The expression “boys will be boys” evolved for a reason. Today Sam and his buddy Tucker were wrestling with each other when Tucker accidentally knocked out Sam’s loose tooth. Dumbfounded, Sam looked at me in horror, not sure whether to laugh or cry. I said, “Sam, you should THANK him because now the Tooth Fairy will come tonight!” Then, of course, he was all smiles, having visions of five-dollar bills dancing in his head.
Then Tucker said, “Let’s make a special tooth fairy house for it, and then the Tooth Fairy will give you fifty bucks!” And off they raced! Here is the tooth fairy house in all its glory: (The tooth is esconsed inside.)

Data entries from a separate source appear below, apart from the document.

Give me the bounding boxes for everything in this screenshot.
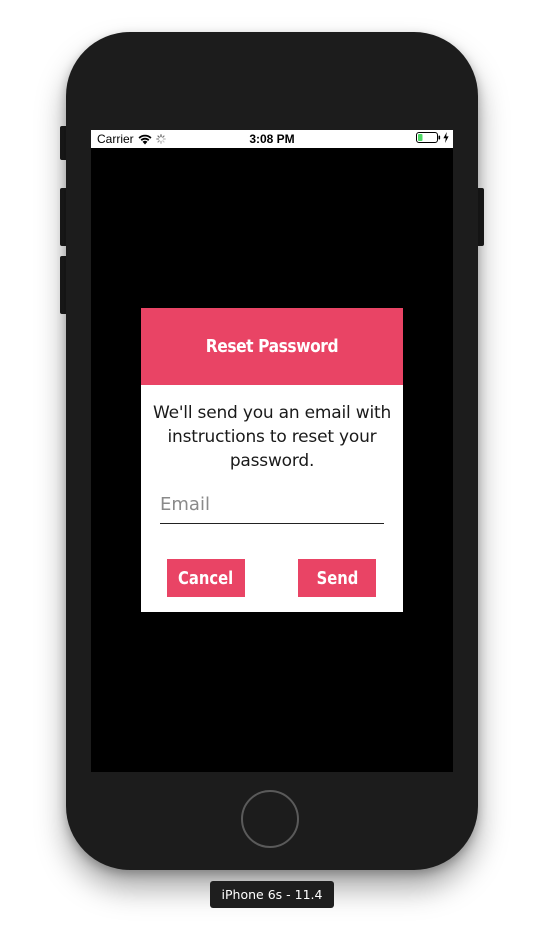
home-button[interactable] (241, 790, 299, 848)
dialog-message: We'll send you an email with instruction… (152, 403, 392, 471)
cancel-button[interactable]: Cancel (167, 559, 245, 597)
battery-icon (416, 130, 441, 148)
email-field[interactable] (160, 488, 384, 524)
send-button[interactable]: Send (298, 559, 376, 597)
status-time: 3:08 PM (249, 132, 295, 146)
battery-group (416, 130, 449, 148)
reset-password-dialog: Reset Password We'll send you an email w… (141, 308, 403, 612)
simulator-stage: Carrier 3:08 PM Reset Password We'll sen… (0, 0, 544, 950)
charging-bolt-icon (443, 130, 449, 148)
status-bar: Carrier 3:08 PM (91, 130, 453, 148)
phone-screen: Carrier 3:08 PM Reset Password We'll sen… (91, 130, 453, 772)
send-button-label: Send (316, 567, 358, 589)
cancel-button-label: Cancel (178, 567, 234, 589)
dialog-title: Reset Password (205, 336, 339, 357)
dialog-header: Reset Password (141, 308, 403, 385)
device-label: iPhone 6s - 11.4 (210, 881, 334, 908)
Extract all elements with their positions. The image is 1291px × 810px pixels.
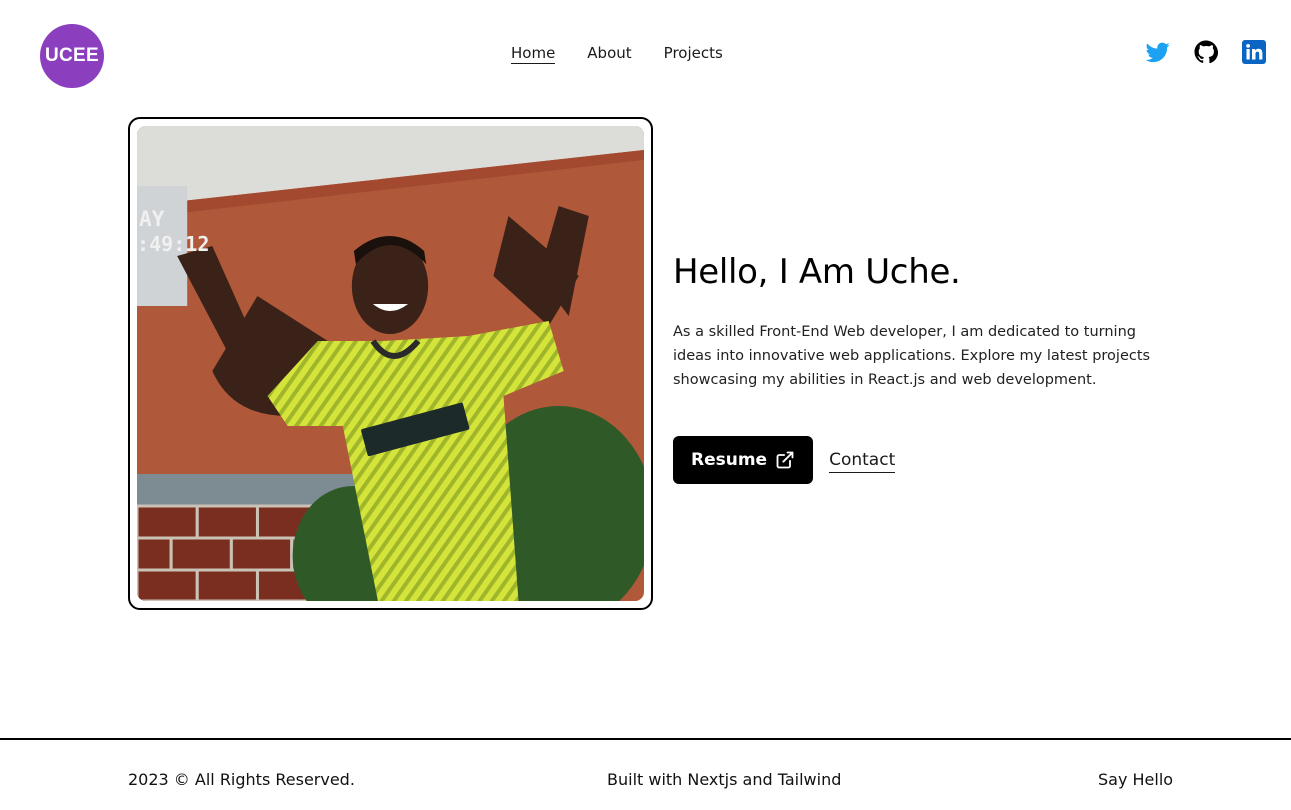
resume-button-label: Resume	[691, 450, 768, 470]
photo-overlay-text-1: AY	[139, 206, 165, 231]
main-nav: Home About Projects	[511, 43, 723, 64]
social-links	[1146, 40, 1266, 64]
photo-overlay-text-2: :49:12	[137, 232, 209, 256]
github-icon[interactable]	[1194, 40, 1218, 64]
nav-about[interactable]: About	[587, 43, 631, 64]
hero-description: As a skilled Front-End Web developer, I …	[673, 324, 1151, 388]
nav-projects[interactable]: Projects	[664, 43, 723, 64]
profile-photo: AY :49:12	[137, 126, 644, 601]
linkedin-icon[interactable]	[1242, 40, 1266, 64]
contact-link[interactable]: Contact	[829, 448, 896, 473]
resume-button[interactable]: Resume	[673, 436, 814, 484]
hero-section: Hello, I Am Uche. As a skilled Front-End…	[673, 250, 1173, 392]
footer: 2023 © All Rights Reserved. Built with N…	[0, 738, 1291, 810]
footer-copyright: 2023 © All Rights Reserved.	[128, 770, 355, 789]
hero-actions: Resume Contact	[673, 436, 896, 484]
footer-say-hello-link[interactable]: Say Hello	[1098, 770, 1173, 789]
profile-photo-frame: AY :49:12	[128, 117, 653, 610]
nav-home[interactable]: Home	[511, 43, 556, 64]
logo[interactable]: UCEE	[40, 24, 104, 88]
footer-built-with: Built with Nextjs and Tailwind	[607, 770, 842, 789]
hero-title: Hello, I Am Uche.	[673, 252, 961, 292]
twitter-icon[interactable]	[1146, 40, 1170, 64]
external-link-icon	[776, 451, 794, 469]
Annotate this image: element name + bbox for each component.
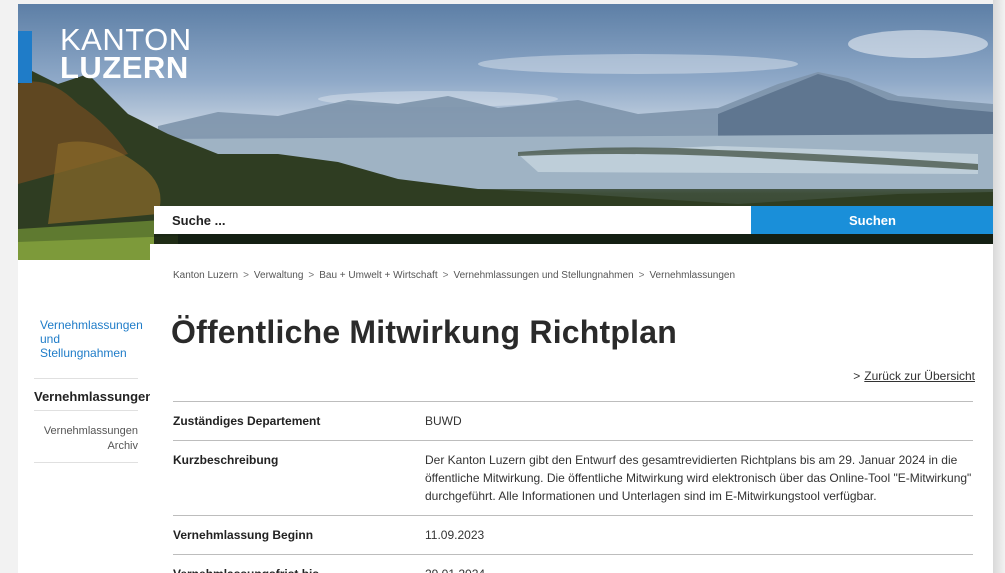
- row-value: 11.09.2023: [425, 528, 485, 542]
- breadcrumb-item[interactable]: Kanton Luzern: [173, 270, 238, 281]
- breadcrumb-item[interactable]: Vernehmlassungen: [649, 270, 735, 281]
- row-label: Vernehmlassung Beginn: [173, 528, 314, 542]
- details-table: Zuständiges Departement BUWD Kurzbeschre…: [173, 401, 973, 573]
- search-button[interactable]: Suchen: [751, 206, 994, 234]
- breadcrumb-item[interactable]: Verwaltung: [254, 270, 303, 281]
- search-shadow: [154, 234, 994, 244]
- table-row: Vernehmlassungsfrist bis 29.01.2024: [173, 554, 973, 573]
- logo-accent-bar: [18, 31, 32, 83]
- table-row: Zuständiges Departement BUWD: [173, 401, 973, 440]
- breadcrumb-separator: >: [308, 270, 315, 281]
- breadcrumb: Kanton Luzern > Verwaltung > Bau + Umwelt + …: [173, 270, 735, 281]
- main-content: Kanton Luzern > Verwaltung > Bau + Umwelt + …: [150, 244, 993, 573]
- sidebar: Vernehmlassungen und Stellungnahmen Vern…: [18, 260, 154, 573]
- breadcrumb-separator: >: [243, 270, 249, 281]
- page: KANTON LUZERN Suche ... Suchen Vernehmla…: [0, 0, 1005, 573]
- sidebar-item-active[interactable]: Vernehmlassungen: [34, 389, 153, 404]
- kanton-luzern-logo[interactable]: KANTON LUZERN: [60, 24, 192, 85]
- breadcrumb-item[interactable]: Bau + Umwelt + Wirtschaft: [319, 270, 437, 281]
- row-label: Vernehmlassungsfrist bis: [173, 555, 425, 573]
- sidebar-divider: [34, 378, 138, 379]
- search-bar: Suche ... Suchen: [154, 206, 994, 234]
- search-input[interactable]: Suche ...: [154, 206, 751, 234]
- breadcrumb-separator: >: [638, 270, 645, 281]
- breadcrumb-separator: >: [442, 270, 449, 281]
- row-label: Kurzbeschreibung: [173, 453, 279, 467]
- sidebar-parent-link[interactable]: Vernehmlassungen und Stellungnahmen: [40, 318, 148, 360]
- breadcrumb-item[interactable]: Vernehmlassungen und Stellungnahmen: [453, 270, 633, 281]
- logo-line-2: LUZERN: [60, 50, 189, 85]
- sidebar-divider: [34, 462, 138, 463]
- row-label: Zuständiges Departement: [173, 414, 321, 428]
- chevron-right-icon: >: [853, 369, 861, 383]
- sidebar-divider: [34, 410, 138, 411]
- table-row: Vernehmlassung Beginn 11.09.2023: [173, 515, 973, 554]
- row-value: Der Kanton Luzern gibt den Entwurf des g…: [425, 453, 972, 503]
- page-edge-shadow: [993, 0, 1005, 573]
- back-link-label: Zurück zur Übersicht: [864, 369, 975, 383]
- row-value: BUWD: [425, 414, 462, 428]
- sidebar-item-archive[interactable]: Vernehmlassungen Archiv: [34, 424, 138, 454]
- row-value: 29.01.2024: [425, 555, 973, 573]
- page-title: Öffentliche Mitwirkung Richtplan: [171, 314, 677, 350]
- table-row: Kurzbeschreibung Der Kanton Luzern gibt …: [173, 440, 973, 515]
- back-to-overview-link[interactable]: > Zurück zur Übersicht: [853, 369, 975, 383]
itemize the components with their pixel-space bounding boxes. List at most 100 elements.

Hearing that, I piped up to squelch that pipe dream before it grew any bigger. Shaking my head, I warned, “I bet we don’t have the same Tooth Fairy!” And we don’t. I later got intel from his mother that his cousins started the whole fairy house thing. Of course this raises the bar for the rest of us who think under-the-pillow is a mighty fine place for a tooth — and low rent, too.
Here they are up in Sam’s new fort trying to fend off attack from cruel parents ruthlessly trying to end their playdate. Who knew that wholesome croquet mallets could be used for such a sinister purpose? (Thinking ahead, Sam had already stored some “rations” up there for just such an occasion — granola bars and peanut butter and crackers.) Well, let’s just say it worked out about as well as Waco. The law always wins. Just ask the Clash below what happened to them when they tried it, and they are The Clash after all.
Bring on the Tooth Fairy, the middle-class one. Better go remind her to get her pennies together!